What In Time doesn’t understand is that people don’t enjoy seeing the same thing over and over again and especially not if it’s done poorly. (Well, at least I don’t.) Normally, I’m fine with a little predictability, but In Time is so bad in everything else that it does that it just can’t be forgiven. Seriously, guys — this one is stagnant.
There are problems with both the editing and visual effects. The pacing is even, but continuity is consistently off and the visual effects simply aren’t very believable. (To cite an example, there’s an image of car rolling down a hill that almost resembles stop-motion animation.)
As well as having technical problems, In Time suffers from formulaic plotting, all-around cheesy dialogue, and so many time-related puns that you’d need a to make a tally chart in order to keep track of them. Timberlake and Seyfried each give good performances, but they’re only as good as the script will allow them to be. Cillian Murphy smirks a whole lot and overacts, but given these one-dimensional characters, there’s not a whole lot that these actors can do to impress us.
It’s all a startling disappointment for Andrew Niccol, whose career takes a slight dip downwards. His Lord of War and Gattaca were both fascinating motion pictures, so what went wrong here? Normally in a situation like this, I’d blame the writer for the film’s badness, as that’s where a lot of the problems stem from.
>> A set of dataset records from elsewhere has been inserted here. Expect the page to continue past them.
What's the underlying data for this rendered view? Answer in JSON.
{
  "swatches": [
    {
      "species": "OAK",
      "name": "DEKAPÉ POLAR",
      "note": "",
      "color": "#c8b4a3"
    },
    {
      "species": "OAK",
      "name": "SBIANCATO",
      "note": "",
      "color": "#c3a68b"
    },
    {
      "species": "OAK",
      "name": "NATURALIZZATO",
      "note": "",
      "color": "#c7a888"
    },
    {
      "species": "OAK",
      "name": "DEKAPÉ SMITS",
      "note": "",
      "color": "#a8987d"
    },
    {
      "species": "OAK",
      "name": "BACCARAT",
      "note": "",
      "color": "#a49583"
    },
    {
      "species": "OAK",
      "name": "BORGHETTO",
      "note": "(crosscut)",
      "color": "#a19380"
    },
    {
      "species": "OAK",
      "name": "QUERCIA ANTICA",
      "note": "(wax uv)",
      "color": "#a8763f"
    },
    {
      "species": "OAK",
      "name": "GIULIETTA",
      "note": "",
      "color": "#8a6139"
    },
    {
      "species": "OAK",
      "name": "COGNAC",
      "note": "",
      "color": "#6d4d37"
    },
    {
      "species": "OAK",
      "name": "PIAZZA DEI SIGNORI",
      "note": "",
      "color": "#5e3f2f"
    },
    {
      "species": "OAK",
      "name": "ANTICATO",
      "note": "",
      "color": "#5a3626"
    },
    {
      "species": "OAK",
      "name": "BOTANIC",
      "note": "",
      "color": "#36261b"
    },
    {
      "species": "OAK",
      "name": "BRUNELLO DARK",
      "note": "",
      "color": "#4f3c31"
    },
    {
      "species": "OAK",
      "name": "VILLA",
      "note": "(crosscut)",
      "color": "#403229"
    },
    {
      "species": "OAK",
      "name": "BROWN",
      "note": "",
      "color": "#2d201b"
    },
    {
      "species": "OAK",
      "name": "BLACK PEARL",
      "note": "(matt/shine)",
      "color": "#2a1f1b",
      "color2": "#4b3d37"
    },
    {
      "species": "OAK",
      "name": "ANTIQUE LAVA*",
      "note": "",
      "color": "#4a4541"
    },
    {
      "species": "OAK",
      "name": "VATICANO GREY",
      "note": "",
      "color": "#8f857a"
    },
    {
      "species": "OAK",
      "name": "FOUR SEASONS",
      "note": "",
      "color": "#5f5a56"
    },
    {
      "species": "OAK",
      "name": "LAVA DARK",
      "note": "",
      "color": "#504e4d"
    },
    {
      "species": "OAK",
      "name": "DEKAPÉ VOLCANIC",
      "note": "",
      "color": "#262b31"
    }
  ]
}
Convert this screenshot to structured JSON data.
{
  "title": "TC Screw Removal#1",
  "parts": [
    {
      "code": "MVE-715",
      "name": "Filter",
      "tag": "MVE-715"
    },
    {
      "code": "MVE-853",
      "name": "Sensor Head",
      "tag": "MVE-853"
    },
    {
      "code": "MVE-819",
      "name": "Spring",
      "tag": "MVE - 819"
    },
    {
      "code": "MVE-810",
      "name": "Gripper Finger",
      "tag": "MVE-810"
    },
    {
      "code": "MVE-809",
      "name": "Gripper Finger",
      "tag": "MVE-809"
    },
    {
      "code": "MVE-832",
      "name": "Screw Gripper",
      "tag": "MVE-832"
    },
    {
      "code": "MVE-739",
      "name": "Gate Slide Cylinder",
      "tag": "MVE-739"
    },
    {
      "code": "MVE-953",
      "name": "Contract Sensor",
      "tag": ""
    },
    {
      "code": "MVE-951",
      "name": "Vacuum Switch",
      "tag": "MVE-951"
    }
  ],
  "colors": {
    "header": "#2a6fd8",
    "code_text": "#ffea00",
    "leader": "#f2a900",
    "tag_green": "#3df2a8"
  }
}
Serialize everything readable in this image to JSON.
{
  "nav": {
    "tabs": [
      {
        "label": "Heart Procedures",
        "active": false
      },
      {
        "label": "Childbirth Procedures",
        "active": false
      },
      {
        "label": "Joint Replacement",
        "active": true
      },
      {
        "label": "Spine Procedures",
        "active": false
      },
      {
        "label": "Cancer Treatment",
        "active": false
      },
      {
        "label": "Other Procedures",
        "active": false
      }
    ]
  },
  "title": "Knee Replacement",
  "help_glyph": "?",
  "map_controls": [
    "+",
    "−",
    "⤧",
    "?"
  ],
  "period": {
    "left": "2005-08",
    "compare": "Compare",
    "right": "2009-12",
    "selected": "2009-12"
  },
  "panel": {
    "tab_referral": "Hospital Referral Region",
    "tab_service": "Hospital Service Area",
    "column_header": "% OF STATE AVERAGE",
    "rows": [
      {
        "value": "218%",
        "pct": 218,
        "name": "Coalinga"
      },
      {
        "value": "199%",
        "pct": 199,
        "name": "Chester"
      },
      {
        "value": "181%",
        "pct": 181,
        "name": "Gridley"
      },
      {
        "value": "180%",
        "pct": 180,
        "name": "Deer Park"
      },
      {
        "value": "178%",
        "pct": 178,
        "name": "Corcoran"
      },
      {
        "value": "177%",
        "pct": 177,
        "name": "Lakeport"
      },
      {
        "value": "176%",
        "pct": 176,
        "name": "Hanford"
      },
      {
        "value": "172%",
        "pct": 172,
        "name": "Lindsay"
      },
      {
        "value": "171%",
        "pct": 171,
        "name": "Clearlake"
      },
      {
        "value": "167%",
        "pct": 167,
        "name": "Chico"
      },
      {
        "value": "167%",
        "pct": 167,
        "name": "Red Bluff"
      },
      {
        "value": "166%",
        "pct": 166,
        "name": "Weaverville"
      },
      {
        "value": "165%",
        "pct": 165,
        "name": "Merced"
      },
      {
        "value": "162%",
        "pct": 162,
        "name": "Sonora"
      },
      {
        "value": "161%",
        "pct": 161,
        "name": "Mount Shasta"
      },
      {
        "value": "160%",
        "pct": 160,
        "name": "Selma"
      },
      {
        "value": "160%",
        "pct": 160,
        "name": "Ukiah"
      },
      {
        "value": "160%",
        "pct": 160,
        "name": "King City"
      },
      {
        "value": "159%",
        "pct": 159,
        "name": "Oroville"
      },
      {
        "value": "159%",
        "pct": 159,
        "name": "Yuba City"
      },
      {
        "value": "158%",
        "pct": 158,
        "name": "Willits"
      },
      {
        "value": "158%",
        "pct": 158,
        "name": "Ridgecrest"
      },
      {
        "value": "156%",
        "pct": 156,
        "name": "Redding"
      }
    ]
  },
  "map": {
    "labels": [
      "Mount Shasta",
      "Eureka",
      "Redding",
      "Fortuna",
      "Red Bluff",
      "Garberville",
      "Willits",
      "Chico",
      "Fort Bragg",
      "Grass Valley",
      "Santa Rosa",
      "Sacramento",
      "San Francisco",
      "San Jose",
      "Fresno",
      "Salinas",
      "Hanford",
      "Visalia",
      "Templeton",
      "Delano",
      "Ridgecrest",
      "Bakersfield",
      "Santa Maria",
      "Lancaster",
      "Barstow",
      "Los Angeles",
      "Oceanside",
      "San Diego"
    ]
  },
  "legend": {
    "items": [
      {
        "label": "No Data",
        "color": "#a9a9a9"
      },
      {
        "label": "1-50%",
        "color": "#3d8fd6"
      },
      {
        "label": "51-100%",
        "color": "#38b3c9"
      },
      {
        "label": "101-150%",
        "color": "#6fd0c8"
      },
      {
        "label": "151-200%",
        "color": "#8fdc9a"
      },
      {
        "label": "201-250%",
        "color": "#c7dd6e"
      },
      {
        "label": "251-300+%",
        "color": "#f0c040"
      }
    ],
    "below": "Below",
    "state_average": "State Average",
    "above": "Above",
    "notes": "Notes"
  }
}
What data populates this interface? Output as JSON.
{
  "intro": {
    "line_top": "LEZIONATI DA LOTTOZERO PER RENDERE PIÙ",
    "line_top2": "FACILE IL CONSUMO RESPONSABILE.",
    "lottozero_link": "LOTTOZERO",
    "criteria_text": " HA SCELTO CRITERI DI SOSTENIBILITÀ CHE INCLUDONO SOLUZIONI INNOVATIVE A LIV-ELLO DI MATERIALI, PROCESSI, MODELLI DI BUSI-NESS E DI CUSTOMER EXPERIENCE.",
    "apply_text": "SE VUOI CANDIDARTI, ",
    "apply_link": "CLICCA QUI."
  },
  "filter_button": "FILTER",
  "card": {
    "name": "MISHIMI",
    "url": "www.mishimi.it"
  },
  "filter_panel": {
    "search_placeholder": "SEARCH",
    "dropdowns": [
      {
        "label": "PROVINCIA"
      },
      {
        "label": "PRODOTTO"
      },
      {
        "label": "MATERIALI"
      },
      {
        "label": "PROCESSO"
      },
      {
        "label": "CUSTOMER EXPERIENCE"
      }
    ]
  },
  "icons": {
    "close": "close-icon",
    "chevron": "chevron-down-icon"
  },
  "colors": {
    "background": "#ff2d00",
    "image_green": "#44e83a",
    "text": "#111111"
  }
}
But seeing as Niccol was involved in the writing as well, what else am to do?
There is some good news to be had though. During the final ten minutes or so, I’ve never laughed so hard in my entire life. Ever. Who cares if I wasn’t meant to laugh? It’s the most emotion I showed the entire time, and that’s saying something. So unless you’re looking for some mindless Friday night cheese to poke fun at, don’t go see In Time. Don’t even go see it if there’s nothing else playing at the theater that strikes your interest. Go do something else. Live your life. Is it really as bad as I’m making it out to be? Oh, you betcha.